Dos livros, das sensações, das reações. A fruteira, os armários, os sapatos. Todos os documentos, as revistas e os recortes de colagem. Os desenhos antigos, os anseios, os medos e todos os pecados. Lembro com clareza do carpete vermelho carmim, das uvas de plástico, organizadas cirurgicamente em um belo recipiente que imitava ouro. Lembro da beleza do pão e da forma metódica de dispor os cálices de vinho nas bandejas. Sem perceber na época, fui atraído pela ordem, pela sequência de ações cuidadosamente coordenadas para dar significado, contar uma história e comunicar uma mensagem de forma fluente, como as águas de um rio.
Não estava completamente feliz nesses ritos que envolviam uma intensa carga de culpa e medo, mas hoje, já adulto, consigo separar as peças e ver beleza na metodologia e na sequência desse ritual. A abertura, os cânticos, e então, a distribuição dos pães e dos cálices. Tínhamos uma disposição de bancos em duas grandes colunas. Quatro obreiros se posicionavam na cabeceira das filas e aguardavam as bandejas, que passavam pelas mãos dos fiéis até chegar na ponta oposta. O movimento recomeçava na fila seguinte, e assim até o fim, ziguezagueando os objetos sagrados pelas fileiras.
Além das tensões espirituais, esse momento também era como uma corda bamba nas alturas para mim. Imaginava um desastre com todo aquele vinho caindo ao chão, ou atrasar a cadência dos guardiões, o que seria terrível para meus olhos viciados em sincronia. Às vezes eu pensava em outras formas de organizar esse momento sacro, em qual coreografia eu poderia desenhar para uma distribuição mais fluida e eficiente. Esse também é um grande ponto: acredito que toda dança pode ser lapidada; sempre há possibilidade para mais beleza e funcionalidade.

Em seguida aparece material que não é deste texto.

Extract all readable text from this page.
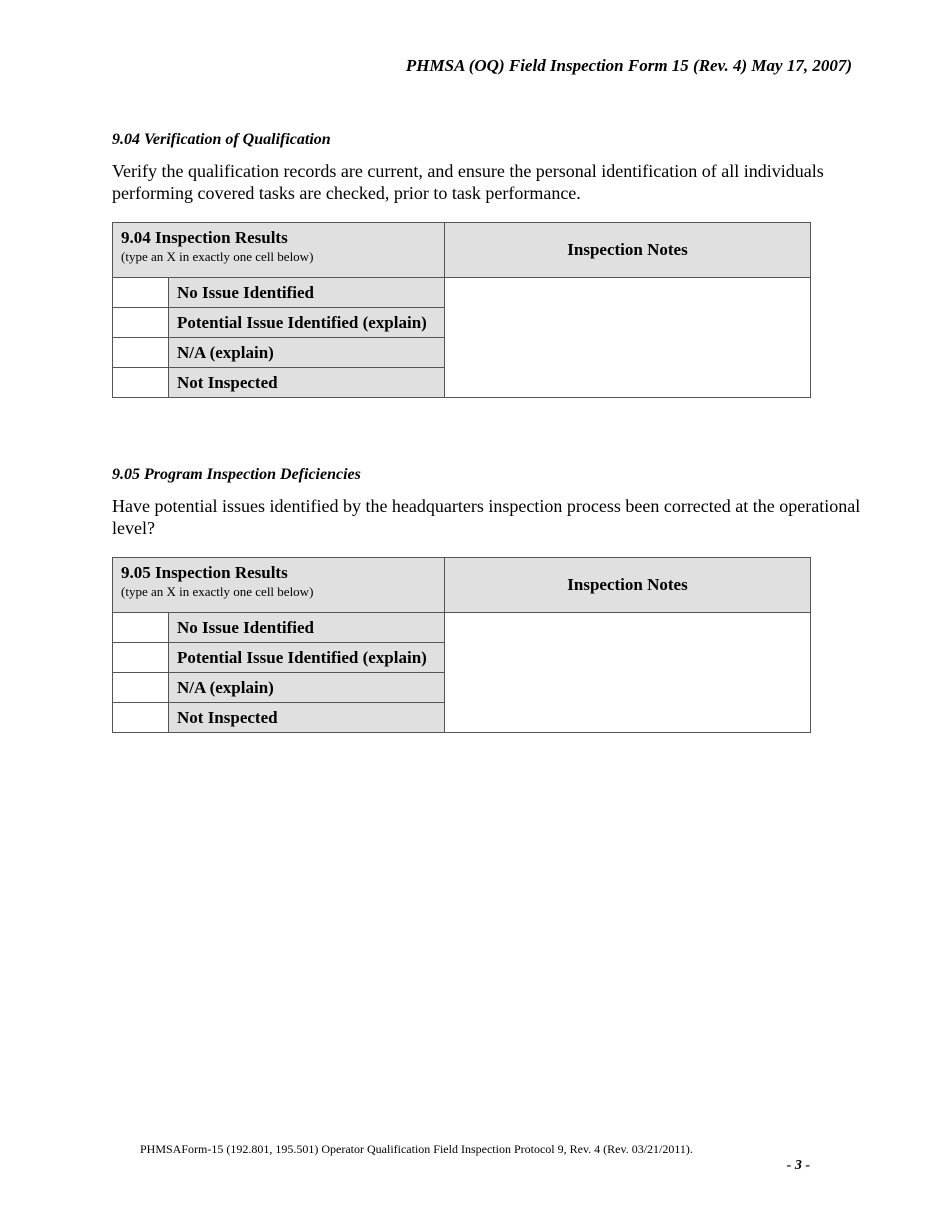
PHMSA (OQ) Field Inspection Form 15 (Rev. 4) May 17, 2007)
9.04 Verification of Qualification
Verify the qualification records are current, and ensure the personal identification of all individuals performing covered tasks are checked, prior to task performance.
9.04 Inspection Results
(type an X in exactly one cell below)		Inspection Notes
	No Issue Identified	
	Potential Issue Identified (explain)	
	N/A (explain)	
	Not Inspected	
9.05 Program Inspection Deficiencies
Have potential issues identified by the headquarters inspection process been corrected at the operational level?
9.05 Inspection Results
(type an X in exactly one cell below)		Inspection Notes
	No Issue Identified	
	Potential Issue Identified (explain)	
	N/A (explain)	
	Not Inspected	
PHMSAForm-15 (192.801, 195.501) Operator Qualification Field Inspection Protocol 9, Rev. 4 (Rev. 03/21/2011).
- 3 -
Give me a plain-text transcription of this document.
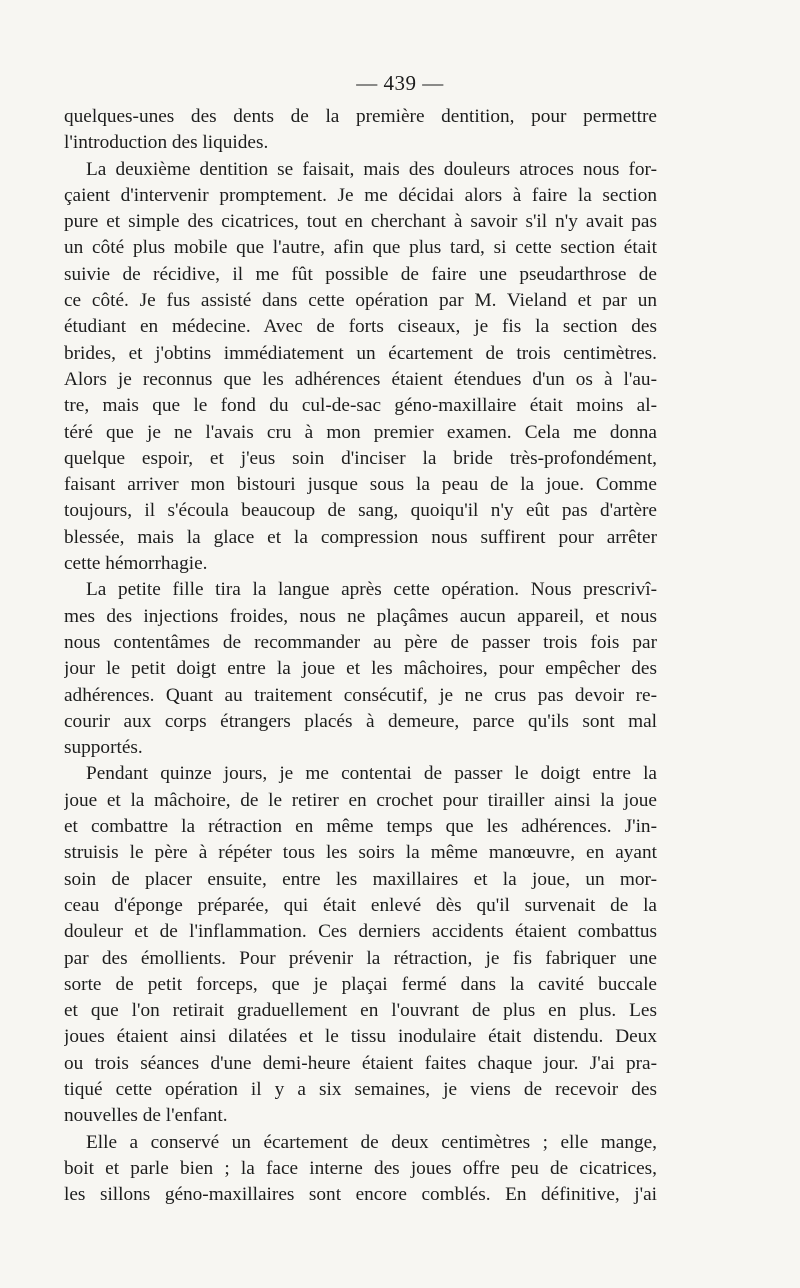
— 439 —
quelques-unes des dents de la première dentition, pour permettre
l'introduction des liquides.
La deuxième dentition se faisait, mais des douleurs atroces nous for-
çaient d'intervenir promptement. Je me décidai alors à faire la section
pure et simple des cicatrices, tout en cherchant à savoir s'il n'y avait pas
un côté plus mobile que l'autre, afin que plus tard, si cette section était
suivie de récidive, il me fût possible de faire une pseudarthrose de
ce côté. Je fus assisté dans cette opération par M. Vieland et par un
étudiant en médecine. Avec de forts ciseaux, je fis la section des
brides, et j'obtins immédiatement un écartement de trois centimètres.
Alors je reconnus que les adhérences étaient étendues d'un os à l'au-
tre, mais que le fond du cul-de-sac géno-maxillaire était moins al-
téré que je ne l'avais cru à mon premier examen. Cela me donna
quelque espoir, et j'eus soin d'inciser la bride très-profondément,
faisant arriver mon bistouri jusque sous la peau de la joue. Comme
toujours, il s'écoula beaucoup de sang, quoiqu'il n'y eût pas d'artère
blessée, mais la glace et la compression nous suffirent pour arrêter
cette hémorrhagie.
La petite fille tira la langue après cette opération. Nous prescrivî-
mes des injections froides, nous ne plaçâmes aucun appareil, et nous
nous contentâmes de recommander au père de passer trois fois par
jour le petit doigt entre la joue et les mâchoires, pour empêcher des
adhérences. Quant au traitement consécutif, je ne crus pas devoir re-
courir aux corps étrangers placés à demeure, parce qu'ils sont mal
supportés.
Pendant quinze jours, je me contentai de passer le doigt entre la
joue et la mâchoire, de le retirer en crochet pour tirailler ainsi la joue
et combattre la rétraction en même temps que les adhérences. J'in-
struisis le père à répéter tous les soirs la même manœuvre, en ayant
soin de placer ensuite, entre les maxillaires et la joue, un mor-
ceau d'éponge préparée, qui était enlevé dès qu'il survenait de la
douleur et de l'inflammation. Ces derniers accidents étaient combattus
par des émollients. Pour prévenir la rétraction, je fis fabriquer une
sorte de petit forceps, que je plaçai fermé dans la cavité buccale
et que l'on retirait graduellement en l'ouvrant de plus en plus. Les
joues étaient ainsi dilatées et le tissu inodulaire était distendu. Deux
ou trois séances d'une demi-heure étaient faites chaque jour. J'ai pra-
tiqué cette opération il y a six semaines, je viens de recevoir des
nouvelles de l'enfant.
Elle a conservé un écartement de deux centimètres ; elle mange,
boit et parle bien ; la face interne des joues offre peu de cicatrices,
les sillons géno-maxillaires sont encore comblés. En définitive, j'ai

Quando penso em ordem de forma prática, lembro desses domingos mensais em que eu estava afogado em pavor e me deleitando pela metodologia da coordenação. Há beleza em tudo, isso é um fato, mas é necessário um tanto de intenção e concentração para encontrar. Ela se esconde na casualidade, não se mostra aos distraídos. Ode à arte e à ordem.